“Follow the money,” advised Deep Throat, the code name for the crucial source of The Washington Post stories that broke the Watergate scandal in the early 1970s.
Despite claims that MBA rankings measure the overall quality of a business school or the value of the degree a school grants, most major rankings have followed Deep Throat’s counsel. By and large, MBA rankings follow the money.
According to a new analysis of the top five most influential MBA rankings, salary and placement data vastly outweigh any other criteria in determining a school’s rank–not the value of an alumni network or the quality of the faculty or the learning experience in and outside a classroom (see table below).
NEARLY HALF THE WEIGHT IN THE TOP MBA RANKINGS REFLECT SALARY & PLACEMENT
In fact, 45% of the total weight in the five top rankings reflect salary and placement figures–often from surveys of alumni with response rates that can be questionable.
Alumni opinion? That’s worth about 15%. Recruiter opinion? Another 12%.
What about the actual quality of a class, measured by GMAT scores, grade point averages, admission acceptance rates or work experience? Those metrics account for about 9% of what the top five rankings measure.
Faculty? The published research by a business school’s professors, as well as the number of profs with Phds, account for about 8% of the weight in the top five rankings. Not all that much, given the importance business schools place on the quality of their faculty.
The logic behind the emphasis on MBA pay and jobs is simple: What the market actually pays for an MBA really determines the worth of the degree. Most people sign up to go for an MBA degree to get a better paying job and career. Otherwise, the significant investment in the degree would make little sense.

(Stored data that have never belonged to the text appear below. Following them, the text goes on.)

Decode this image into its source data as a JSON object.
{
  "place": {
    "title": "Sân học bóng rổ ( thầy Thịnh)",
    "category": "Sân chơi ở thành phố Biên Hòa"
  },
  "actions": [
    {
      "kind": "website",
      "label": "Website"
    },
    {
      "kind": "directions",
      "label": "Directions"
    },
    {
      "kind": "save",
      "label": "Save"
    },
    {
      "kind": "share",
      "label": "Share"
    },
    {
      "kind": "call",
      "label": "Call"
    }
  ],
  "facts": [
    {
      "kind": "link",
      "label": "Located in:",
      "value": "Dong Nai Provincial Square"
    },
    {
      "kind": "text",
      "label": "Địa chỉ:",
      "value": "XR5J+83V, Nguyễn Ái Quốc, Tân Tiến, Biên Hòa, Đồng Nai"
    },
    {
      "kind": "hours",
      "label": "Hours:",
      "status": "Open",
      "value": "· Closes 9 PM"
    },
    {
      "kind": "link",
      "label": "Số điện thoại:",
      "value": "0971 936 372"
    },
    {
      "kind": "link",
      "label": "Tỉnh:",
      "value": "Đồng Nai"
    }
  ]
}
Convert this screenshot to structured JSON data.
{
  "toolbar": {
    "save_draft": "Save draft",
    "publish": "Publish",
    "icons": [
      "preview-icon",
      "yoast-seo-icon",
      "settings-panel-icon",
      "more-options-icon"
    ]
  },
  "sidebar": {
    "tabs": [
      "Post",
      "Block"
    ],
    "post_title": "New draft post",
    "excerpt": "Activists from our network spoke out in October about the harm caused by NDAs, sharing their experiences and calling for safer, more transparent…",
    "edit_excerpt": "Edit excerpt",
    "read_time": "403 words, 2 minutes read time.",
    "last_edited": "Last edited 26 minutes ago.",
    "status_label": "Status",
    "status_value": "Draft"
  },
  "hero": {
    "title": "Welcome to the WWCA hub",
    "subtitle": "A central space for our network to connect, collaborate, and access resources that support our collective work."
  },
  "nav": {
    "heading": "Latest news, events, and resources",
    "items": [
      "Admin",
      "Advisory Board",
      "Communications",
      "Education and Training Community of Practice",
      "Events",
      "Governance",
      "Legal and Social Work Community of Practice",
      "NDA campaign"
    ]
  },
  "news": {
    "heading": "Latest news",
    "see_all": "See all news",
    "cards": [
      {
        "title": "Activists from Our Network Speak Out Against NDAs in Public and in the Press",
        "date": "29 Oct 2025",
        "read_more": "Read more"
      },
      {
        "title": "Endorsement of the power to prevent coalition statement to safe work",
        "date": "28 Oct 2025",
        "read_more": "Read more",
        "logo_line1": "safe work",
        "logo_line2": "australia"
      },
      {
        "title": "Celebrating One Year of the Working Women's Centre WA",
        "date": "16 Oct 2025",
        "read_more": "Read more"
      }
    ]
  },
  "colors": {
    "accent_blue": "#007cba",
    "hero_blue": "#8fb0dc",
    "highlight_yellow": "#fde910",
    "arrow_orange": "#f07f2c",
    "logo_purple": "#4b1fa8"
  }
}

Comparison of Common Ranking Criteria
Problem is, MBA compensation also is a reflection of the career paths of a school’s MBAs as well as geography. MBAs who take jobs in consulting are paid a lot more than MBAs who go into marketing or retail. “The highest salaries are a reflection of consulting jobs,” says Matt Turner, a market researcher at the McCombs School of Business at the University of Texas at Austin. “So, if you are interested anything other than consulting, what does a school’s high average starting salary really tell you? It’s pretty irrelevant.”